Trinity REQUIRES ALL employees, medical staff, contract employees, volunteers and students affiliated with the Health System to receive their flu vaccination. Participation is mandatory and must be completed by Nov. 15th. Please find a date that works for you.
*******PLEASE POST IN YOUR DEPT. MORE FLU SHOT OPPORTUNITIES********
EAST CAMPUS: Mon.-Fri. 8a-4p at WorkCare Clinic
WEST CAMPUS:
Every Wed. 7a-930a, on 4th floor
Thursday, Oct. 17th:
7a OR/PACU Corridor
730a 3rd Floor by 3 bank elevators
8a Pharmacy
830a Teramana Cancer Center
9a Arena-Sports Med.
Fri., Oct. 18th:
9a-930a Laboratory
930a-10a Radiology/OPC
Fri., Oct. 25th: Starting on 7th floor at 6am and working down floor to floor to capture night shift and daylight until 9a.
9a Administration
Important Dates to remember this flu vaccination season!
SEPT. 30TH MANDATORY CHI KNOWLEDGE HUB EDUCATION MUST BE COMPLETED.
OCT. 1ST
APPENDIX A FORM EXEMPTION REQUEST MUST BE SUBMITTED FOR APPROVAL. SEE BELOW:
APPENDIX A TRINITY INFLUENZA VACCINATION EXEMPTION REQUEST FORM Name:______________________________________ Employee ID:_______________________ Trinity Health System is committed to improving and protecting the health and well-being of its patients, visitors, volunteers, physicians and employees. This applies to employees, physicians, volunteers, contracted personnel, students, non-employed medical staff, and vendor’s representatives who work in all Trinity facilities unless otherwise exempted due to medical or religious contraindications. I am requesting exemption for one of the following: ____ Medical (Complete Part I) _____ Religious (Complete Part II) Part I-Please indicate applicable medical contraindications to the influenza vaccine: ____ Previous severe reaction to influenza vaccine (e.g., hives, difficulty breathing, swelling of tongue or lips) NOTE: The above does not include sensitivity to the vaccine such as mild to moderate local reactions, soreness, redness, itching or swelling at the injection site, and/or slight ill feeling including upper respiratory infection or low-grade or moderate fever following a prior dose of the vaccine. ____ History of Guillain-Barre’ Syndrome (GBS) ____ Other-(please describe reaction/contraindication): Note: A severe egg allergy will not be accepted as a medical exemption as the vaccine is an egg-free vaccine. Part II-Please indicate applicable religious organization where influenza vaccination is contraindicated according to my doctrine or religious practices. I understand that my religious organization may be contacted for further clarification. Religious organization:___________________________________________________________ I certify that the above exemptions apply to my ability to receive an influenza vaccination. Trinity reserves the right to substantiate any of the above exemptions/contraindications and I agree to comply if requested with any additional supporting documentation requests. I fully understand that any misrepresentation will result in positive discipline up to and including discharge. I also understand that, if exemption is approved, I must wear surgical mask at all times while in a patient care area and within 6 feet of a patient, visitor or co-worker during influenza season. Signature________________________________________________Date:_________________ Submit completed form to Employee Health Fax: 740-264-0148
NOV. 15TH ALL STAFF MUST BE VACCINATED OR HAVE RECEIVED THEIR APPROVED EXEMPTION (APPENDIX A).

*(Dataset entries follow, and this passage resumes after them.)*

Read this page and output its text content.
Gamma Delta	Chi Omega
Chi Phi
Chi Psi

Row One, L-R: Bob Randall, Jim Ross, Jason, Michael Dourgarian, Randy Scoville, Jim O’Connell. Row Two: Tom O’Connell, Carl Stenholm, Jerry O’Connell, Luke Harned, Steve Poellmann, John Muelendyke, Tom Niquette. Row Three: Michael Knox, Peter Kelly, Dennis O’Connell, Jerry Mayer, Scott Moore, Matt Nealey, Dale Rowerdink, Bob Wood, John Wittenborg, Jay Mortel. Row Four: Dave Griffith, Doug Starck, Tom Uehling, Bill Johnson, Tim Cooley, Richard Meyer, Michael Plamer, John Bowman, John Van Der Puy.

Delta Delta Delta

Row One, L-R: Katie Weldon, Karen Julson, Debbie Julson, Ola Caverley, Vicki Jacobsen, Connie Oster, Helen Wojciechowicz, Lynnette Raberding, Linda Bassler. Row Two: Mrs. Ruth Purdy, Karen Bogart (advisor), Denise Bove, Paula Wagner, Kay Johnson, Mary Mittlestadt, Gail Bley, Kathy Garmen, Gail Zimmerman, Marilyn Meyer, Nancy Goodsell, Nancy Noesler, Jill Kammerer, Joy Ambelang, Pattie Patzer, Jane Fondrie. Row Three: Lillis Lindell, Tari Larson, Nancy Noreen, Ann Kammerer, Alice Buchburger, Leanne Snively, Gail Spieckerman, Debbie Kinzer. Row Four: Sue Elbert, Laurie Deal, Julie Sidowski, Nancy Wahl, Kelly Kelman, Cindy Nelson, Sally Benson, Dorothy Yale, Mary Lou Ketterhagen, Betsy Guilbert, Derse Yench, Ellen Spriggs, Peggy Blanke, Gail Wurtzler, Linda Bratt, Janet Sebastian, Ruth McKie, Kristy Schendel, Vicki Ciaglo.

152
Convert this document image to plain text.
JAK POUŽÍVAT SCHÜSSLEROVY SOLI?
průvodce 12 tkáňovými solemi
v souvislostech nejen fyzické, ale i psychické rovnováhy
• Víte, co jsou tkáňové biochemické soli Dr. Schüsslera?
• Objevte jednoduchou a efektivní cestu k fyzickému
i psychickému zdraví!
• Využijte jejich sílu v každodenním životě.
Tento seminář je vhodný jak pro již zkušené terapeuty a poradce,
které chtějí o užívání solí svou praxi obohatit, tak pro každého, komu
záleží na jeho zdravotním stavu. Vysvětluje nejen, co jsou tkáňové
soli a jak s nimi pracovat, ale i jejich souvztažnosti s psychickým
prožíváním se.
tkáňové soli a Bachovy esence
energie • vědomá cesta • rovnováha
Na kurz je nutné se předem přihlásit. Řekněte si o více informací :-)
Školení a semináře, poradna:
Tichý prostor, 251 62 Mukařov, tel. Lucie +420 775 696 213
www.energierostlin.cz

WHAT IS CONSIDERED A SEVERE REACTION TO THE FLU VACCINE?
Previous severe reaction to influenza vaccine (e.g., hives, difficulty breathing, swelling of tongue or lips)
Note: The above does not include sensitivity to the vaccine such as mild to moderate local reactions, soreness, redness, itching or swelling at the injection site, and/or slight ill feeling including upper respiratory infection or low-grade or moderate fever following a prior dose of the vaccine.
*** A SEVERE EGG ALLERGY WILL NOT BE ACCEPTED AS A MEDICAL EXEMPTION AS THE VACCINE IS AN EGG-FREE VACCINE.